Black physicians have even been accused of being paid by the government and pharmaceutical companies to encourage Black Americans to get vaccinated. This point was highlighted when one of our patients, an older Black woman, said that just because a doctor is Black doesn’t mean we can’t do harm. She then recalled the infamous Tuskegee syphilis study, and the Black nurse who helped recruit and monitor Black men yet did nothing to rescue them from the unethical and dangerous experiment.

Where there is mistrust — and here there are generations of it — misinformation has an opportunity to flourish. The problem only worsens when the inaccurate information is coming from some of a community’s most influential cultural figures.

But that gap can be bridged. Instead of “calling out” our Black celebrities who air their concerns about or opposition to the vaccine, we’d like to call them in, a phrase with origins in social justice movements and popularized by professor Loretta J. Ross.

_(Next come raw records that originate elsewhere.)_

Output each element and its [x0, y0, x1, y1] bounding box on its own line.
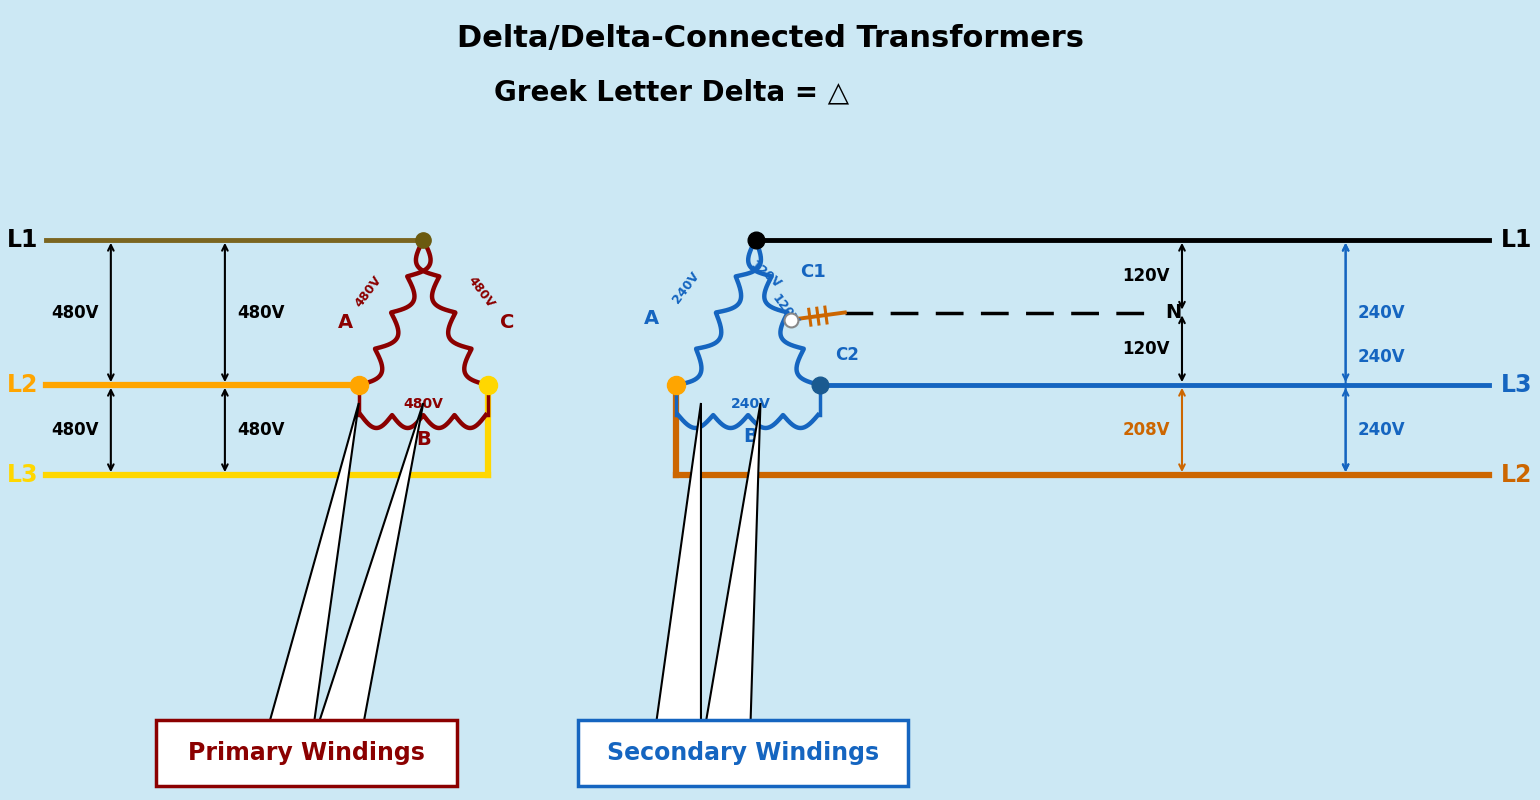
Text: B: B	[744, 427, 758, 446]
Text: L3: L3	[8, 463, 38, 487]
Polygon shape	[270, 403, 359, 722]
FancyBboxPatch shape	[578, 720, 909, 786]
Text: 480V: 480V	[51, 421, 99, 439]
Text: 120V: 120V	[1123, 267, 1170, 286]
Text: L1: L1	[8, 228, 38, 252]
Text: 240V: 240V	[730, 397, 770, 411]
Text: 480V: 480V	[237, 303, 285, 322]
Text: 480V: 480V	[403, 397, 444, 411]
Text: L1: L1	[1502, 228, 1532, 252]
FancyBboxPatch shape	[157, 720, 457, 786]
Text: 120V: 120V	[747, 258, 784, 291]
Text: Primary Windings: Primary Windings	[188, 741, 425, 765]
Polygon shape	[656, 403, 701, 722]
Text: 120V: 120V	[1123, 340, 1170, 358]
Text: 240V: 240V	[1358, 349, 1404, 366]
Text: 240V: 240V	[670, 270, 702, 306]
Text: A: A	[644, 309, 659, 327]
Text: 480V: 480V	[51, 303, 99, 322]
Text: 208V: 208V	[1123, 421, 1170, 439]
Polygon shape	[319, 403, 424, 722]
Text: Secondary Windings: Secondary Windings	[607, 741, 879, 765]
Text: B: B	[416, 430, 431, 450]
Text: L3: L3	[1502, 373, 1532, 397]
Text: 120V: 120V	[770, 292, 801, 328]
Text: C: C	[500, 313, 514, 331]
Text: 240V: 240V	[1358, 421, 1404, 439]
Text: 240V: 240V	[1358, 303, 1404, 322]
Polygon shape	[705, 403, 761, 722]
Text: L2: L2	[1502, 463, 1532, 487]
Text: 480V: 480V	[353, 274, 385, 310]
Text: 480V: 480V	[237, 421, 285, 439]
Text: L2: L2	[8, 373, 38, 397]
Text: A: A	[339, 313, 354, 331]
Text: C2: C2	[835, 346, 859, 364]
Text: Delta/Delta-Connected Transformers: Delta/Delta-Connected Transformers	[457, 23, 1084, 53]
Text: Greek Letter Delta = △: Greek Letter Delta = △	[494, 78, 849, 106]
Text: 480V: 480V	[465, 274, 497, 310]
Text: N: N	[1166, 303, 1181, 322]
Text: C1: C1	[801, 263, 825, 281]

The shame of calling out will only shut down dialogue; calling in with love and respect can maintain the back-and-forth we need to ensure our community’s distinctly trusted celebrities use their platforms to protect us.

The country is suffering through a fourth wave of this pandemic, and Black Americans are being hit hard. The vaccines remain one of the most important ways we can protect our communities. So from Black physicians to Black musicians: We need your help. If you have questions, please tell us. Your voices carry such power. We want you to use them. We just want you to use them responsibly.

Correction: An earlier version of this article stated that participants in the Tuskegee syphilis study contracted the disease through “intentional exposure.” The participants had contracted syphilis prior to taking part in the study; the study involved the withholding of treatment. This version has been updated.